Il convient à cet effet de saluer les efforts importants, soutenus d’ailleurs par la Chancellerie du Barreau de Paris, pour promouvoir l’utilisation du droit français et faire valoir la nécessaire convergence du droit romano germanique et de la common law, ce dans l’intérêt bien compris de toutes les parties en cause.
Les conférences internationales du droit et de l’économie qui se sont tenues à Paris et à Washington au cours des quatre dernières années sont une illustration de cet effort. Les juristes français ou étrangers qui travaillent à Paris au sein de cabinets fondés en France, ou de filiales de cabinets étrangers, participent également à ce mouvement en faisant progresser la science juridique et en résolvant des problèmes économiques le plus souvent sur la base du droit français, mais aussi d’un mélange de droits, sorte de métissage de cultures juridiques.
Tout cela en appelle à la notion de convergence du droit. Ceci est vrai notamment sur le plan européen, mais également sur le terrain africain avec l’exemple de l’Organisation pour l’Harmonisation du Droit des Affaires en Afrique (O.H.A.D.A.).
Ainsi, à travers l’utilisation du droit français et/ou d’un mélange de droits né de la mondialisation de nos affaires, la pratique de la langue française peut être au centre de la question qui nous préoccupe. Cette utilisation ou son maintien passent évidemment par la qualité de l’environnement juridique, lequel, en l’espèce, est un élément important du maintien et du développement de la langue française.
Il est nécessaire de s’attacher non seulement à défendre, mais également à définir systématiquement, le système juridique le plus utile au moment des opérations concernées. Certes, les juristes pratiquant le droit des affaires disposent d’une double culture juridique et sont capables de traiter les dossiers dont ils ont la charge en langue française comme en langue anglaise. En utilisant toutefois des outils de droit civil, des contrats et ou des modèles formés à ce droit, façonnés par la jurisprudence française, nos juristes défendent l’utilisation de la langue française.

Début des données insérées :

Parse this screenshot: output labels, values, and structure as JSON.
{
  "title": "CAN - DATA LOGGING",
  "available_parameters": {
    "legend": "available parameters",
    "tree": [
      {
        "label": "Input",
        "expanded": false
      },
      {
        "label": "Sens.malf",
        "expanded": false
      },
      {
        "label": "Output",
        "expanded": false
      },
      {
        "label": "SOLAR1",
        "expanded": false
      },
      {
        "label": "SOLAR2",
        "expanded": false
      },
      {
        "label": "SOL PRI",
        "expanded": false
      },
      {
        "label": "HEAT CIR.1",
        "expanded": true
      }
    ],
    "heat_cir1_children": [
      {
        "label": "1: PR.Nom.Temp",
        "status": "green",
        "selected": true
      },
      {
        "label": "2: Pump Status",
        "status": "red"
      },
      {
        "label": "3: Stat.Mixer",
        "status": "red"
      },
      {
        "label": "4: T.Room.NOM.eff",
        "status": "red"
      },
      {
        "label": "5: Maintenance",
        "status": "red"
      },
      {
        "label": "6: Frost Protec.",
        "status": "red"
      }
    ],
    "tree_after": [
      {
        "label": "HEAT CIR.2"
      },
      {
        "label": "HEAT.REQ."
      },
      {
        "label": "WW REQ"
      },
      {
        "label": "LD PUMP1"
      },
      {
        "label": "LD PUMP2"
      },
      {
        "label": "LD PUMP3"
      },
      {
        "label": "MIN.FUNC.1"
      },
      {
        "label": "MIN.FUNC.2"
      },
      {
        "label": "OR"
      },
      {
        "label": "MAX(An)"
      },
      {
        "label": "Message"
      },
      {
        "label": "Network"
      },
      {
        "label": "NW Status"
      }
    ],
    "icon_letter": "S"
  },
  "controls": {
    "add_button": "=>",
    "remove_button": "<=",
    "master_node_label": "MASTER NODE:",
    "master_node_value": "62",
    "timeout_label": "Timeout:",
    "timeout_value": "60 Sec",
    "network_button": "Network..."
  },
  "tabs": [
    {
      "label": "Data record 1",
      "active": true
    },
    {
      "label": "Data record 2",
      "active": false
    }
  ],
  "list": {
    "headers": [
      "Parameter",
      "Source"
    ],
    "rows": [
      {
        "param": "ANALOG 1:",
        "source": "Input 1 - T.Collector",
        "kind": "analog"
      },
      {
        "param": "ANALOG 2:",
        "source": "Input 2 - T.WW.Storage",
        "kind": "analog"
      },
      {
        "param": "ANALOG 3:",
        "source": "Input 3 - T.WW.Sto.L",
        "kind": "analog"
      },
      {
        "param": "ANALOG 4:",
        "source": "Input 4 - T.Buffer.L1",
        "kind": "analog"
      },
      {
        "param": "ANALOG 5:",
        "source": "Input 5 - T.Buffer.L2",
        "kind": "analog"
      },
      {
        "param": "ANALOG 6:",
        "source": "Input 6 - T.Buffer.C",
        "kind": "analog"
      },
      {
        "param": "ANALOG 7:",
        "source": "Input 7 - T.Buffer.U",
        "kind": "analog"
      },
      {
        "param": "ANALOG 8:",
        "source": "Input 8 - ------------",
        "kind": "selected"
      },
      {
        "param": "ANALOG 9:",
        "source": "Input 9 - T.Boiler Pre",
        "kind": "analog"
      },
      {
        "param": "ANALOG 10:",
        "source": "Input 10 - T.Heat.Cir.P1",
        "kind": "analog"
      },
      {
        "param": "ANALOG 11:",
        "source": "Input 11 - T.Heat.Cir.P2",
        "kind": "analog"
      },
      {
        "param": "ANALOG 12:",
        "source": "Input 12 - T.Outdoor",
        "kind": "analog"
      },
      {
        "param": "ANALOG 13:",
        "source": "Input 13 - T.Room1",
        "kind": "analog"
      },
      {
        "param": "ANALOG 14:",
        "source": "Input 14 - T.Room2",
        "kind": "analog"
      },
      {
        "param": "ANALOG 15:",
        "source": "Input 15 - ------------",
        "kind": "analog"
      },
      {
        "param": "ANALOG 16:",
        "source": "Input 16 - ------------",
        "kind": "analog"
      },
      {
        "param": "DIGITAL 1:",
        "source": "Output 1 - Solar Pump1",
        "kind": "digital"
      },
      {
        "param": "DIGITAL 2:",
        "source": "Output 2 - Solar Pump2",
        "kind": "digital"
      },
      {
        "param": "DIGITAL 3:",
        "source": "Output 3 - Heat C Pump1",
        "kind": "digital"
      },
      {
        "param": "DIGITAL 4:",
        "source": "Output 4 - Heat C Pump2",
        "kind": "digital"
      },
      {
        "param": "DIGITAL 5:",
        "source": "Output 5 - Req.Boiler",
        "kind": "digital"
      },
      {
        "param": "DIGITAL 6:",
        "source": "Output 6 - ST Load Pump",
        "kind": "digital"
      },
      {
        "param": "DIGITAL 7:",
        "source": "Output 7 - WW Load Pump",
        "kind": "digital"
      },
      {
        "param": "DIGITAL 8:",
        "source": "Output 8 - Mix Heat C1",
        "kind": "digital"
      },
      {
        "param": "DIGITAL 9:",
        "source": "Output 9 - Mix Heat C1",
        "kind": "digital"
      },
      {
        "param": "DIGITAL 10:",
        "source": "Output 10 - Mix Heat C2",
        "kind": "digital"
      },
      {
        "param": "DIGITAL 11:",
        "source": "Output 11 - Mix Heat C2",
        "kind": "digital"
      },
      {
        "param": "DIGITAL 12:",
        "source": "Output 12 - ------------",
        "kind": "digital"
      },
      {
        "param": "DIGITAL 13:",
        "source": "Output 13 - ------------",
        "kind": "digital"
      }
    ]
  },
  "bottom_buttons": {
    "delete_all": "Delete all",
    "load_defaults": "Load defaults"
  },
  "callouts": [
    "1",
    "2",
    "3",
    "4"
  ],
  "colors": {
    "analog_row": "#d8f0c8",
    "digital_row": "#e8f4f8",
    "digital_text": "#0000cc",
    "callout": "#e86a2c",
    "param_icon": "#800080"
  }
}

La pratique du droit civil apparaît donc comme un vecteur particulièrement porteur pour la continuité de l’utilisation de la langue française, tant parlée qu’écrite. En défendant le droit romano germanique, nous défendons également l’utilisation de la langue française. Il ne faut jamais perdre de vue cette question.
Il convient encore de continuer de sensibiliser à ces questions les juristes français et/ou étrangers qui exercent à Paris, mais également ceux qui exercent dans des cabinets français à l’étranger.
Le Gouvernement doit, à cet effet, aider puissamment par des mesures fiscales appropriées l’implantation de cabinets d’avocats français à l’étranger. Il faut que le Barreau de Paris, le plus grand Barreau de France regroupant près de 20 000 avocats, continue son effort en faveur de la convergence du droit et de l’économie. Il faut que le Conseil National des Barreaux, organisme national des avocats regroupant plus de 45 000 d’entre eux, se joigne à cet effort. Il faut que le Comité des Barreaux Européens fasse de même, d’autant qu’il regroupe en son sein davantage de pays de tradition de droit romano germanique que de pays de common law et qu’il continue de mener en français et en anglais ces débats.
Il est enfin important que les services internationaux des organismes juridiques et judiciaires français se connaissent mieux, de façon à coordonner leurs actions, travaux et déplacements. Ce fut d’ailleurs le sujet de la seconde édition des Etats Généraux des Services Internationaux du monde juridique et judiciaire qui se sont tenus à Paris le 29 mars 2006, sous l’égide de la Fondation pour le Droit Continental, du Conseil National des Barreaux et du Barreau de Paris. À chaque fois que le droit civil est défendu, la langue française en est bénéficiaire.